Shortcuts

Summary

chaintool’s “shortcuts” support is a feature meant to cut down on the amount of typing necessary to run commands and sequences. Instead of typing chaintool cmd run foo you can just type foo; instead of chaintool seq run bar just type bar.

Note

If you’re using shortcuts, this means that you have an additional consideration when naming a command or sequence: don’t give them the same name as an existing program or shell builtin. For example if you’re working in Linux and you name a sequence ls, you’re going to be causing yourself some future confusion!

Any additional run arguments (e.g. those for setting placeholder values) can be given to a shortcut. In fact, if you have bash completions configured for chaintool, the Tab-completion behavior for a shortcut invocation is exactly the same as it would be for the “real” chaintool invocation for running that command or sequence.

Configuration

Shortcuts become enabled when you have the necessary directory included in your PATH environment variable. If you use chaintool x info to see the directories used by chaintool, the “Directory used to store command/sequence data, shortcuts, and other scripts” is the relevant one here; the scripts that implement shortcuts will be in the “shortcuts” subdirectory of that.

You could manually add that “shortcuts” directory to your PATH, but it is usually better to let chaintool do it for you. If you use chaintool x shortcuts to handle shortcuts configuration, chaintool will be able to keep track of that configuration. chaintool x info will then show you which shell startup script contains that PATH modification, and chaintool x shortcuts can be used again if necessary to automatically remove that change.

Optional Run Flags

So to recap, a shortcut is a way of executing a cmd run or seq run operation.

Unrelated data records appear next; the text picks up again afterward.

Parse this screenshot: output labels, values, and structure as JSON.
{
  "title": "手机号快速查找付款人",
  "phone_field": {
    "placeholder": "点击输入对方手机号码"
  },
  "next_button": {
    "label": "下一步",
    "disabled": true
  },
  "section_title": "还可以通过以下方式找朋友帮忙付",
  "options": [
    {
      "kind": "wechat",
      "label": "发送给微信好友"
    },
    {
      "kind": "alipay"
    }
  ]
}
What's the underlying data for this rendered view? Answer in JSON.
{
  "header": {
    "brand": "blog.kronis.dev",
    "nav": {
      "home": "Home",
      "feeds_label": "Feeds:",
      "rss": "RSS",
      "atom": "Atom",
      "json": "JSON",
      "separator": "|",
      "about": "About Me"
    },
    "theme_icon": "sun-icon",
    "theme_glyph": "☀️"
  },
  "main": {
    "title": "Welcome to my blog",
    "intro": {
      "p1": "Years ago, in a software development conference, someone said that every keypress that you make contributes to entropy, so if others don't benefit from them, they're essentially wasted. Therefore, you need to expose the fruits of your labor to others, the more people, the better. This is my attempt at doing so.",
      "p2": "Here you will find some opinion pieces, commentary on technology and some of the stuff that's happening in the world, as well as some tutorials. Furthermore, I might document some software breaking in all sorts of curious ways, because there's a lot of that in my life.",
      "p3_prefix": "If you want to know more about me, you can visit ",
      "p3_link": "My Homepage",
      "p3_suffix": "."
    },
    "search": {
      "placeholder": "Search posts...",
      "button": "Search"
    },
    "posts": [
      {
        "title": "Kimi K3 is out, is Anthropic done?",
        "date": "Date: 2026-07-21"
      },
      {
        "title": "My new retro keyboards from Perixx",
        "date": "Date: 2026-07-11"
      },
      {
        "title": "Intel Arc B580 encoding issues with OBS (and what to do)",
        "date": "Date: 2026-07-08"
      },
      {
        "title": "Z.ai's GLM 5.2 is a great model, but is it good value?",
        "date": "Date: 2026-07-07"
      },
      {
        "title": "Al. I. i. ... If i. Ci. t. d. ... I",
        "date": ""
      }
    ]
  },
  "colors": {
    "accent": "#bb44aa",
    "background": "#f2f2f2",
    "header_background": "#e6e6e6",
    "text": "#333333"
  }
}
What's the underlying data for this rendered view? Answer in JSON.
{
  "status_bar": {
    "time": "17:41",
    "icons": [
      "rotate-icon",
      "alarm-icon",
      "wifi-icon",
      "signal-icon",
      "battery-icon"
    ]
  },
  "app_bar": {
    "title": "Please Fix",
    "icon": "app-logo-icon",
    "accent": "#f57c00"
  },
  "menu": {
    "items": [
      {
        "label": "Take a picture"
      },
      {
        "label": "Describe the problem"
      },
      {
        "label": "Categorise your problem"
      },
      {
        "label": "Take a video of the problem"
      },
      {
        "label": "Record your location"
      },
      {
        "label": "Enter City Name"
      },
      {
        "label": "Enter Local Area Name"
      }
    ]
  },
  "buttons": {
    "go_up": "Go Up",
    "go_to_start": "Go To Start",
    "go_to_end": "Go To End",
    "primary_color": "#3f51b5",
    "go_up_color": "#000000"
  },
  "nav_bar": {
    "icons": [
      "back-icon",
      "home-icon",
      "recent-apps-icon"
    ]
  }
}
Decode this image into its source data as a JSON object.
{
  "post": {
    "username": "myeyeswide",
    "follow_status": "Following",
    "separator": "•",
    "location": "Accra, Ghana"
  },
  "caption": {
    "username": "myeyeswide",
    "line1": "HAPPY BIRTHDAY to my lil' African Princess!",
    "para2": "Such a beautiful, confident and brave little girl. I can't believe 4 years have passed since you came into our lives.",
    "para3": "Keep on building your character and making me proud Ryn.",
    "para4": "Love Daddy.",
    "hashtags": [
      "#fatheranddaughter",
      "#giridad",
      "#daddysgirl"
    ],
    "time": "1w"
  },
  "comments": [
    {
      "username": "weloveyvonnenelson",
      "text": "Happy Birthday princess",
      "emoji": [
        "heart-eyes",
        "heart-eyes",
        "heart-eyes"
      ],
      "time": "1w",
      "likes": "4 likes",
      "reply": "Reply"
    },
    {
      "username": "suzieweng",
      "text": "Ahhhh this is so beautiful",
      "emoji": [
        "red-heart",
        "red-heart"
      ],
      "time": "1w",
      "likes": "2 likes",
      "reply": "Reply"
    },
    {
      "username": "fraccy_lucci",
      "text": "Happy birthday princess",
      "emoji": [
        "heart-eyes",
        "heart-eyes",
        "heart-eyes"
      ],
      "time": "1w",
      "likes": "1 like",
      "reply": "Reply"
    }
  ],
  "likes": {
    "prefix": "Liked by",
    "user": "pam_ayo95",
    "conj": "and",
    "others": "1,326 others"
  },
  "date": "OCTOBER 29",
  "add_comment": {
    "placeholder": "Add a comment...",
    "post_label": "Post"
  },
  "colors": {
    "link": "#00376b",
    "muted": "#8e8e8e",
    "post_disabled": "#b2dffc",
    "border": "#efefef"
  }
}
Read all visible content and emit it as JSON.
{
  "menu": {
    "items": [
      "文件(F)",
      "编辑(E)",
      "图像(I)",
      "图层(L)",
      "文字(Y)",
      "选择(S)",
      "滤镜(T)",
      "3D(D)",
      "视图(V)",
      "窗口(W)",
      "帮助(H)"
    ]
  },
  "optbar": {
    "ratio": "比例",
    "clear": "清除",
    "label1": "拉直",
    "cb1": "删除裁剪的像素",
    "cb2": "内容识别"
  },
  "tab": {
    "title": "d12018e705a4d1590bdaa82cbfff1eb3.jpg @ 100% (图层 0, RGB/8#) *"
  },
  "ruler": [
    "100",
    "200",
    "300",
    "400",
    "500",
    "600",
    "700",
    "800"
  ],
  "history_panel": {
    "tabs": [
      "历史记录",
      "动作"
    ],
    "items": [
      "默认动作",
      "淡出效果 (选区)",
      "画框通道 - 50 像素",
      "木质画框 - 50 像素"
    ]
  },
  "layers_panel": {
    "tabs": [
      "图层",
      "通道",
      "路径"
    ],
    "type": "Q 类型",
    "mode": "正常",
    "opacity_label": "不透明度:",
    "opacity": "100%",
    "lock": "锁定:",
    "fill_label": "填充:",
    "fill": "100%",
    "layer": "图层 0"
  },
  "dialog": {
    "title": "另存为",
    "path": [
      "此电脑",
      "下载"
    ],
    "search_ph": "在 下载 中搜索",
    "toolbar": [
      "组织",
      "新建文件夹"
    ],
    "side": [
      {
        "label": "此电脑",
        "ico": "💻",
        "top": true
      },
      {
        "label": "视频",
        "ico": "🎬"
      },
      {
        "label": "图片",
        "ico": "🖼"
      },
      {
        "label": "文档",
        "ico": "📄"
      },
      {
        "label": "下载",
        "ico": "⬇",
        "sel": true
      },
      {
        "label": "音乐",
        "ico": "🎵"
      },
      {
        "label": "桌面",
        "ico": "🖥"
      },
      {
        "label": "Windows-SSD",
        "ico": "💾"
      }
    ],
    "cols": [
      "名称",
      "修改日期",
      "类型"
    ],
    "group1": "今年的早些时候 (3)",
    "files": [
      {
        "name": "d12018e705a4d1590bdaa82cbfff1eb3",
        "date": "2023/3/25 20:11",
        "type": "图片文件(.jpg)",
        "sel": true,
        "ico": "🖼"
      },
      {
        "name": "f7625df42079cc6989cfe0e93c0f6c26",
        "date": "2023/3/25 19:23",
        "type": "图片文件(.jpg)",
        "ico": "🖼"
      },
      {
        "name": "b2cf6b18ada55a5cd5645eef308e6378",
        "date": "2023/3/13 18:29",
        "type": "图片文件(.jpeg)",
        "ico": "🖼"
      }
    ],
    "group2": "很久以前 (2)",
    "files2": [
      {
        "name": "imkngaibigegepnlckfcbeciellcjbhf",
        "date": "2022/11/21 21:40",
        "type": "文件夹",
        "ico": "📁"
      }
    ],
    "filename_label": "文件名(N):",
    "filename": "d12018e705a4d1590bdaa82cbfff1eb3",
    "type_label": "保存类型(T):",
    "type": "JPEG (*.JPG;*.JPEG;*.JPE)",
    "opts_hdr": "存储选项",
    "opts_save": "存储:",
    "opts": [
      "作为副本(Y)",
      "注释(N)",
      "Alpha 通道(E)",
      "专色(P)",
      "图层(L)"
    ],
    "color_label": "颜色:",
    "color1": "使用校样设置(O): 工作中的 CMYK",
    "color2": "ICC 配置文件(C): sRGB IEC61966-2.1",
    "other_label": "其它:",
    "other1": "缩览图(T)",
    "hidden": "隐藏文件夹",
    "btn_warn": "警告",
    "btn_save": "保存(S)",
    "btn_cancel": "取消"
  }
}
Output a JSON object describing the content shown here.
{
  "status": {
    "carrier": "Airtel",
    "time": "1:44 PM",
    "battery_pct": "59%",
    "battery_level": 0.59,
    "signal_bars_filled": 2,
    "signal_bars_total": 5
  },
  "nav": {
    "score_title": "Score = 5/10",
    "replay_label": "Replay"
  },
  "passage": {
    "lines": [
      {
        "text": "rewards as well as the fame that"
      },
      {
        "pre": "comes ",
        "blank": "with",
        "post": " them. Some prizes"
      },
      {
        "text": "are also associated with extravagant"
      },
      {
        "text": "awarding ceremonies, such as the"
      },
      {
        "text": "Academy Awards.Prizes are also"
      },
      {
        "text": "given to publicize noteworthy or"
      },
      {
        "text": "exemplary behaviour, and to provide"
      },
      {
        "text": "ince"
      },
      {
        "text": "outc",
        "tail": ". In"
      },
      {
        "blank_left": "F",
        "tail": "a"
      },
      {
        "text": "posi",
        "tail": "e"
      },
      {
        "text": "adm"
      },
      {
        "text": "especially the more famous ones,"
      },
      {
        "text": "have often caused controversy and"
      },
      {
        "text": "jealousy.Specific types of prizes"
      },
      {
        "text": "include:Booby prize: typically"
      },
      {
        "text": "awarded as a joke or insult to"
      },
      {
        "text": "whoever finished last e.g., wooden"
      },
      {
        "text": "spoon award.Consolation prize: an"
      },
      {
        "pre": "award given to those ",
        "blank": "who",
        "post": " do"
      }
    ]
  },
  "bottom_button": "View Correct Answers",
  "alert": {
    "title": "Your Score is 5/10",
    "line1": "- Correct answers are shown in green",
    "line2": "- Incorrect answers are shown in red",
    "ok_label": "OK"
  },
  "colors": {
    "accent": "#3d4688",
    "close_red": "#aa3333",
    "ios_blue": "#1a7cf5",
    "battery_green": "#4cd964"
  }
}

This means that the optional -q (or --quiet) flag is available. For seq run, the optional -i (or --ignore-errors) and -s <cmdname> (or --skip <cmdname>) flags are also available.

As mentioned in the overview, you can’t intermix optional flags with positional arguments. Since a shortcut already has one positional argument “baked in” (i.e. the command/sequence name), this means that if you want to use these flags you’ll have to put them at the very end of any other arguments you may be specifying. (Also as described in the overview, there are reasons that the autocomplete logic can’t help with these flags in this case, so you’ll have to type them yourself.)

Going back to the example from the overview, maybe you have a command named foo that you want to run with placeholder argument arg=wow. With a shortcut, you could run it like this:

foo arg=wow

Now if you want to use the -q flag, this will work fine:

foo arg=wow -q

But this form is not allowed:

foo -q arg=wow

A little annoying! Fortunately the need for using run flags is apparently rare, but it’s a limitation that would be nice to deal with in future development.